Nicolas Mach, oncologue aux HUG, se veut rassurant. «La médecine, dont l’oncologie, ne changera pas les paradigmes d’efficacité, avec des critères qui ont du sens comme l’amélioration du taux de survie ou de la qualité de vie. On ne doit jamais s’affranchir de cela!», insiste-t-il.
Cette évolution demandera donc une adaptation des méthodes d’évaluation et des protocoles de soin, sans renier les preuves. «Il y a du travail pour les statisticiens», relève Antoine Geissbühler.

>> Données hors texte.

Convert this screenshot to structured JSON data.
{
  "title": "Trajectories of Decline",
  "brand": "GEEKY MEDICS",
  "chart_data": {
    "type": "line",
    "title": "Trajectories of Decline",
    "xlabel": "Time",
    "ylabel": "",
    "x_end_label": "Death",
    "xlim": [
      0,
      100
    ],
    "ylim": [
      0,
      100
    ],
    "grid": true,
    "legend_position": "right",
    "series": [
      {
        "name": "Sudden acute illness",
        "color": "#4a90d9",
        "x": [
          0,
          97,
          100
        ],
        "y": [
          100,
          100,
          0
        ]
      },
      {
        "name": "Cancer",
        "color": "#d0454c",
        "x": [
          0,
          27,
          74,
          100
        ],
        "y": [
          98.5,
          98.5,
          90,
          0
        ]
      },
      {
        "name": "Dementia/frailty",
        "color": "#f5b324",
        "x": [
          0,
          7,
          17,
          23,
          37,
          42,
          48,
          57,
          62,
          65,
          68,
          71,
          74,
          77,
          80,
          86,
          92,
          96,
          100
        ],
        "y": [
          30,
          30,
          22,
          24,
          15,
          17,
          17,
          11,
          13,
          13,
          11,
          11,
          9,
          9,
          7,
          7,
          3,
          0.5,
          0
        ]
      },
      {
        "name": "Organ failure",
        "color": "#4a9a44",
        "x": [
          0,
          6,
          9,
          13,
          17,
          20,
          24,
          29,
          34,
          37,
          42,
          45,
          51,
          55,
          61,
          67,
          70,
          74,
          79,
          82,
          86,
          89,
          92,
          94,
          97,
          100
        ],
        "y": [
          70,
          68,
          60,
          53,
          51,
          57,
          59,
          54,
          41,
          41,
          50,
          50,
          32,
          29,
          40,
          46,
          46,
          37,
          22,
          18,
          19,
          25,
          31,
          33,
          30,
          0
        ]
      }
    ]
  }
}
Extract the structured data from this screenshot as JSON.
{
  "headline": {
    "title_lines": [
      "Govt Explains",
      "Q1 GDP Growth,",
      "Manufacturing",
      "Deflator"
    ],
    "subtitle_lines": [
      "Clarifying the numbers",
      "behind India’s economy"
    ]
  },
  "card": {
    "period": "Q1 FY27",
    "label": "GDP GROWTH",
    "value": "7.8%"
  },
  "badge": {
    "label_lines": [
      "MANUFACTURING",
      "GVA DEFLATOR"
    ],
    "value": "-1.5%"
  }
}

Cette remise en question des pratiques marque-t-elle donc une ère nouvelle pour la médecine? «Une révolution», disaient Barack Obama et la Silicon Valley en janvier 2015 lors du lancement de la Précision Medicine Initiative, équivalent américain du SPHN. «Une évolution», corrige Jacques Fellay. «La Silicon Valley se trompe. Se baser sur les données cliniques, les modes de vie et l’environnement pour faire de la prévention est déjà au cœur de la médecine générale, voire de la médecine tout court. C’est l’inclusion de données individuelles massives qui est nouvelle, et notamment des données génétiques, mais elle n’est qu’une extension de ce qu’on fait déjà. Le génome est vaste et complexe, mais c’est juste une donnée parmi tant d’autres, il faut le dédramatiser», insiste-t-il.
Un modèle qui fait sens?
La médecine personnalisée est un projet ambitieux, ce pour quoi il reste aujourd’hui encore à l’état de recherche pour la plupart des disciplines médicales, notamment au niveau du développement de traitements. Ce fait pose la question de la pertinence de diagnostiquer des risques sans solution thérapeutique immédiate. Certains citoyens revendiquent le «droit de ne pas savoir» face à des informations génétiques angoissantes si les maladies identifiées sont incurables.
En outre, la lenteur du développement de nouveaux traitements montre que diagnostiquer des risques ne garantit pas une prise en charge. «On comprend de mieux en mieux l’infiniment petit, la médecine devient une machine à poser des diagnostics, mais elle patine pour les traitements. Si je suis identifiée à risque par un profil génétique, quelles sont les recommandations? Faire de l’exercice physique, bien manger, garder des liens sociaux et ne pas fumer?», s’interroge Stéphanie Monod. Et de rappeler : «Il ne faut pas freiner cette recherche porteuse d’espoir pour autant, mais être conscient que ça va peut-être donner quelque chose dans 50 ans. Mais aujourd’hui il faut absorber le pic de vieillissement démographique et intégrer le passage à la neutralité carbone. C’est une question de solidarité pour les générations futures.»